Monday, April 25, 2016 by usafeaturesmedia
(NationalSecurity.news) The U.S. military is weighing several options when it comes to deterring and containing Chinese expansion into the South China Sea, using a combination of air, sea and land-based capabilities, but one of strategies that has remained largely under wraps until recently is the Navy’s deployment of unmanned drone subs.
As reported by the Financial Times, over the past six months the Pentagon has begun to openly discuss the once-secret program to develop unmanned undersea vehicles. Defense Secretary Ashton Carter recently made a special mention of the program in a speech covering military strategy in Asia and suggested that they could be used in the South China Sea, which has many areas of shallower water.
The Defense Department’s investments in next-gen submarines “includes new undersea drones in multiple sizes and diverse payloads that can, importantly, operate in shallow, where manned subs cannot,” said Carter, who visited the aircraft carrier USS John C. Stennis last week, which is currently deployed in the South China Sea.
In disclosing the drone sub program and other emerging technologies that the Pentagon hopes to have operational by the end of this decade, U.S. military planners are sending a signal they hope will deter rivals like China and Russia by emphasizing continued military superiority. The drone subs are part of the U.S. effort to develop new robotics in a bid to keep ahead of military rivals.
“The idea is that if we were ever to get into a bust-up in the South China Sea, the Chinese would not know for sure what sort of capabilities the U.S. might have,” Shawn Brimley, a former White House and Pentagon official now at the Center for a New American Security, told The Financial Times. “This might have some deterrent impact on the potential for provocative behavior.”
Carter’s trip to the Stennis was part of a wider visit to the region that included a trip to the Philippines, in an effort to shore up support for, and cooperation with, regional allies, as a bulwark against China’s rising influence.
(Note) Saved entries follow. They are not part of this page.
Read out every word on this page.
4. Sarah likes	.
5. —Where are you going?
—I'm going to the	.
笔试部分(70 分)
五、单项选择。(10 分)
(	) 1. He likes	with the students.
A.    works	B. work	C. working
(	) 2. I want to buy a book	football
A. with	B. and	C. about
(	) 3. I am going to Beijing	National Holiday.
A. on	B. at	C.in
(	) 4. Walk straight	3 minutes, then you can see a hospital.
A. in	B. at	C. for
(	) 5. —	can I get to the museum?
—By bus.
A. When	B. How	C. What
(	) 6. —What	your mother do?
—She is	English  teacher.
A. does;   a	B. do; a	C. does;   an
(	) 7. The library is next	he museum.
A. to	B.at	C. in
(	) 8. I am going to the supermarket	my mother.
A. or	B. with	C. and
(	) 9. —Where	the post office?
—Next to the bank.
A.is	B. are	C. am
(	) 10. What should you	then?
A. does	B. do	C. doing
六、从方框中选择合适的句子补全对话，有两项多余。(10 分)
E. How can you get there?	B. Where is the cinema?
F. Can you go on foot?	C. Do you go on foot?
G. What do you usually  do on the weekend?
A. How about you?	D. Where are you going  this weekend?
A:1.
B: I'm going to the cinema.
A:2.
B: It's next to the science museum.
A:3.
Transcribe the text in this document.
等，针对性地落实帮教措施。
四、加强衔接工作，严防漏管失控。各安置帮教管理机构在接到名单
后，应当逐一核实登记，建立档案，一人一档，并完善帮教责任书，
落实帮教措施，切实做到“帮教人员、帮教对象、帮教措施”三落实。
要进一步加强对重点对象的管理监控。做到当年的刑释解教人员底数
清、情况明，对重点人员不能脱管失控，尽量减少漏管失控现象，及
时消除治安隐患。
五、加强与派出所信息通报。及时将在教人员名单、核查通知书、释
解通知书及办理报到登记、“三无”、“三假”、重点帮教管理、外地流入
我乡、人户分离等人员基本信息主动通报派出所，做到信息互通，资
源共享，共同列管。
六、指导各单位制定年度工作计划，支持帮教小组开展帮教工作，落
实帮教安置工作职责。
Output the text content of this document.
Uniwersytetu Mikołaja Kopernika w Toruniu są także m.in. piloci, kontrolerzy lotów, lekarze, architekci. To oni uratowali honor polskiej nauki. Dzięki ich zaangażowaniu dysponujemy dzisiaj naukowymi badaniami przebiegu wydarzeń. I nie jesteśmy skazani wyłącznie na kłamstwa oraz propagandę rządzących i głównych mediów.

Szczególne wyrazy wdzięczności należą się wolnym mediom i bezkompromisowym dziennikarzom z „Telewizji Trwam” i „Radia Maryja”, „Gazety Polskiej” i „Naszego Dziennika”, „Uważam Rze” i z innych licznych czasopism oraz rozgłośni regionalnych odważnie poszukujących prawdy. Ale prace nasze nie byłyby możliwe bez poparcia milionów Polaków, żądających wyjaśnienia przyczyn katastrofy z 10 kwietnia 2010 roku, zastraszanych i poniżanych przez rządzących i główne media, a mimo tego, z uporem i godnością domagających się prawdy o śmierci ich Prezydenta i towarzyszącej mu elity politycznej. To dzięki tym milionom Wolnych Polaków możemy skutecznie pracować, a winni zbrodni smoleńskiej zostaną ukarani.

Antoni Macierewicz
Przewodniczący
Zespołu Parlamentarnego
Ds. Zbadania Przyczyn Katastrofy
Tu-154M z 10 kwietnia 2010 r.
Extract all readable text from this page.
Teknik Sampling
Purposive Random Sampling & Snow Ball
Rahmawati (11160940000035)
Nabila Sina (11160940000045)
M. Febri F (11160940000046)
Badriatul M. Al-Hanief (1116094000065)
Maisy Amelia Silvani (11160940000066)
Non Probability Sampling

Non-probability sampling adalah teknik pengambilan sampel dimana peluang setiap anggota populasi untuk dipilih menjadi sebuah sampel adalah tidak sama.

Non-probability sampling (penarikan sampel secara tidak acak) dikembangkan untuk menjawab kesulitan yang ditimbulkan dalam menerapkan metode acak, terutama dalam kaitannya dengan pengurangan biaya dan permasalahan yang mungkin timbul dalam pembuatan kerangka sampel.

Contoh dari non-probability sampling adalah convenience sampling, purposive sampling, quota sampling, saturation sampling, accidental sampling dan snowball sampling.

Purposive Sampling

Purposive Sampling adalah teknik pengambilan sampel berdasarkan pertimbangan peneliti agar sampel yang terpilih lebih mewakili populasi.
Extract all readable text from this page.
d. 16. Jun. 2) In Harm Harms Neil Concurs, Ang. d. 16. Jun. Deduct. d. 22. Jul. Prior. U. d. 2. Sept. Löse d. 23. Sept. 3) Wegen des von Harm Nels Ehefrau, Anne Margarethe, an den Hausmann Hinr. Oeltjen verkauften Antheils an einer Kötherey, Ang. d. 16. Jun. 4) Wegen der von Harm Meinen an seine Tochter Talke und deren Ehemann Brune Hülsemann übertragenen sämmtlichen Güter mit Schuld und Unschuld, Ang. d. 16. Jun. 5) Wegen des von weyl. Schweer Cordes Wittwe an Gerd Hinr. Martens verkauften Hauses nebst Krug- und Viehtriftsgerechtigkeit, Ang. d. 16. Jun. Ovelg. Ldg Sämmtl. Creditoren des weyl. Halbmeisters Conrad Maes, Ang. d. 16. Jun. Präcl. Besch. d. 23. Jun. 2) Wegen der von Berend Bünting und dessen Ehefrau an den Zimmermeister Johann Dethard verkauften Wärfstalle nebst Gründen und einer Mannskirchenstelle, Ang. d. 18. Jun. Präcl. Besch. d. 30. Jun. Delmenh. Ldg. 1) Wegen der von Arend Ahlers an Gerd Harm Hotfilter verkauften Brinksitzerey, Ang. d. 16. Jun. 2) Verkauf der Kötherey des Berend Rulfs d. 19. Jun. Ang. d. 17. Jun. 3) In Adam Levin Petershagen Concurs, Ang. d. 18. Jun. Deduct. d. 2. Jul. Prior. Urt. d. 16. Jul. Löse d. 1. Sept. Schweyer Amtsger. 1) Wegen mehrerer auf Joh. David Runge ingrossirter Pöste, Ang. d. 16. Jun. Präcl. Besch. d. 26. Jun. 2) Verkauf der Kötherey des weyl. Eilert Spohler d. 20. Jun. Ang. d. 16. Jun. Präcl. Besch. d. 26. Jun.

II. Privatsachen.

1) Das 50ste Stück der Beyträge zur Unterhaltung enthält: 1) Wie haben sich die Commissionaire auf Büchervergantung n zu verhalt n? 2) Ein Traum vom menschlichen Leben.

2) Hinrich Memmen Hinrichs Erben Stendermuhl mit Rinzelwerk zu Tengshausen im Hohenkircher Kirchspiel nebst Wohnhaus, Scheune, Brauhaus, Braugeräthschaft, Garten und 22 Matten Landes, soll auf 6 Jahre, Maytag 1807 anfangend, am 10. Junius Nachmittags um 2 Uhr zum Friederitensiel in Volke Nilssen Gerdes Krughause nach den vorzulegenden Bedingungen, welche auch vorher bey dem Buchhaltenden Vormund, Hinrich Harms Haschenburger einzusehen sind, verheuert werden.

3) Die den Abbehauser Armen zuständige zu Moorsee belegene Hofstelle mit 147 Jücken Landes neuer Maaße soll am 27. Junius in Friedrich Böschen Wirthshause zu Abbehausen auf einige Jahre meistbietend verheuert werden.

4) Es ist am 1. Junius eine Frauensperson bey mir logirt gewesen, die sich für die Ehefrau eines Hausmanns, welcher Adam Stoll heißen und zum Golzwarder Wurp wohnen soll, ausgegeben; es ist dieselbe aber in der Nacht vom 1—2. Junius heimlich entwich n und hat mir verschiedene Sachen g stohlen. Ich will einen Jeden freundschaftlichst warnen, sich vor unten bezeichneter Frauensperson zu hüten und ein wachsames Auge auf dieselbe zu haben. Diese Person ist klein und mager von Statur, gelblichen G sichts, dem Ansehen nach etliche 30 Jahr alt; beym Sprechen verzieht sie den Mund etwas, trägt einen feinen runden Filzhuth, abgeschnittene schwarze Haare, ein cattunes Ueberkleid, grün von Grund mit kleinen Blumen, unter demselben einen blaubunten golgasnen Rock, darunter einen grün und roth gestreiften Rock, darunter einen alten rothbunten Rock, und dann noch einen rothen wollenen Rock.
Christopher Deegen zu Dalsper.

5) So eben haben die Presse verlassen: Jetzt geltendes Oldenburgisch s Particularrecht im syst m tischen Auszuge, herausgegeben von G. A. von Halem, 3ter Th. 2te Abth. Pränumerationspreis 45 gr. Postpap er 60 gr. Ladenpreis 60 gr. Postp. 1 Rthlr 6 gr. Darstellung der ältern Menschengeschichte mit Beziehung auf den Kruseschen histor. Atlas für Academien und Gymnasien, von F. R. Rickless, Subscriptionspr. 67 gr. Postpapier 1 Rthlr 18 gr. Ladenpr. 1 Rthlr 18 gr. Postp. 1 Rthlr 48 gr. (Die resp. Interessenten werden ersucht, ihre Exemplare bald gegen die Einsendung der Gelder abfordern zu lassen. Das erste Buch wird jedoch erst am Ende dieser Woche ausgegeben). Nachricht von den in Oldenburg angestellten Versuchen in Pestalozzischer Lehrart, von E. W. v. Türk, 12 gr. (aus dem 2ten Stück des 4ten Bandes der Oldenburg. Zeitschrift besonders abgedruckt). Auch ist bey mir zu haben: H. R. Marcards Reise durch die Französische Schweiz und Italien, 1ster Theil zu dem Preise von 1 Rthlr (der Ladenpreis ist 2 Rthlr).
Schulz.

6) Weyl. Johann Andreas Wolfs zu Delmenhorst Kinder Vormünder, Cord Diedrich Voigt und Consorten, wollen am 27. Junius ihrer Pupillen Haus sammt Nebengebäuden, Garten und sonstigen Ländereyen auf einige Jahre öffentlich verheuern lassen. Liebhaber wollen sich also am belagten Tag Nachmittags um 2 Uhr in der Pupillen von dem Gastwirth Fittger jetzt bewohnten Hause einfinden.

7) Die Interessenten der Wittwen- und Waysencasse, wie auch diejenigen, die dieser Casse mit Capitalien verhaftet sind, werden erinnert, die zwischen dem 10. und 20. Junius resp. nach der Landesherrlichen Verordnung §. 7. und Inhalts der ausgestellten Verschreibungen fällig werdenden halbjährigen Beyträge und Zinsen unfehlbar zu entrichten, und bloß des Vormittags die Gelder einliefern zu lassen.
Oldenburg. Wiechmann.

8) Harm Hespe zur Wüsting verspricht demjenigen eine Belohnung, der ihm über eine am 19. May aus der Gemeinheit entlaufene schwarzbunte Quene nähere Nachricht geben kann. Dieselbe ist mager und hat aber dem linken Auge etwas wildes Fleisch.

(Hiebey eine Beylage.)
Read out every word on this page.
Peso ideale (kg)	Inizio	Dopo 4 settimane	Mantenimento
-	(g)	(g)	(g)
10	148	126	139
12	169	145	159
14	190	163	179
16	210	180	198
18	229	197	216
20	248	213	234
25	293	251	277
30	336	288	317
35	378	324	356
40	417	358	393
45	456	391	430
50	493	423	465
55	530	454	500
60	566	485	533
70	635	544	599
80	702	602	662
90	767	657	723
The Philippines, once a major port of call for the U.S. Navy that has agreed to host American fighter planes, is one of several Asian nations with claims in the South China Sea that rival those of China.
“Countries across the Asia-Pacific are voicing concern with China’s land reclamation, which stands out in size and scope, as well as its militarization in the South China Sea,” Carter said in Manila.
As China becomes more aggressive and moves additional military assets onto manmade islands and atolls that it has reclaimed, the U.S. and its allies have begun to concentrate more on submarine warfare. Beijing’s major investments in ballistic missile technology are a bigger threat to the Navy’s surface fleet and aircraft, as well as land-based forces in the region.
As such, the U.S. will invest $8 billion next year in submarines to “ensure ours is the most lethal and most advanced undersea and anti-submarine force in the world,” Carter said.
Last fall the Navy unveiled a new 10-foot, semi-autonomous drone sub known as the Large Displacement Unmanned Underwater Vehicle, which is scheduled for its first sea trials this summer. The Pentagon would like to have a fleet of them ready to deploy by 2020 if testing goes well.
In addition, as reported by Breaking Defense in October 2012, the Navy’s then-newest nuclear-powered submarine, the USS Minnesota, a Virginia-class boat, was set for launch, with plans to conduct test-launches of robotic mini-subs and drone subs as well.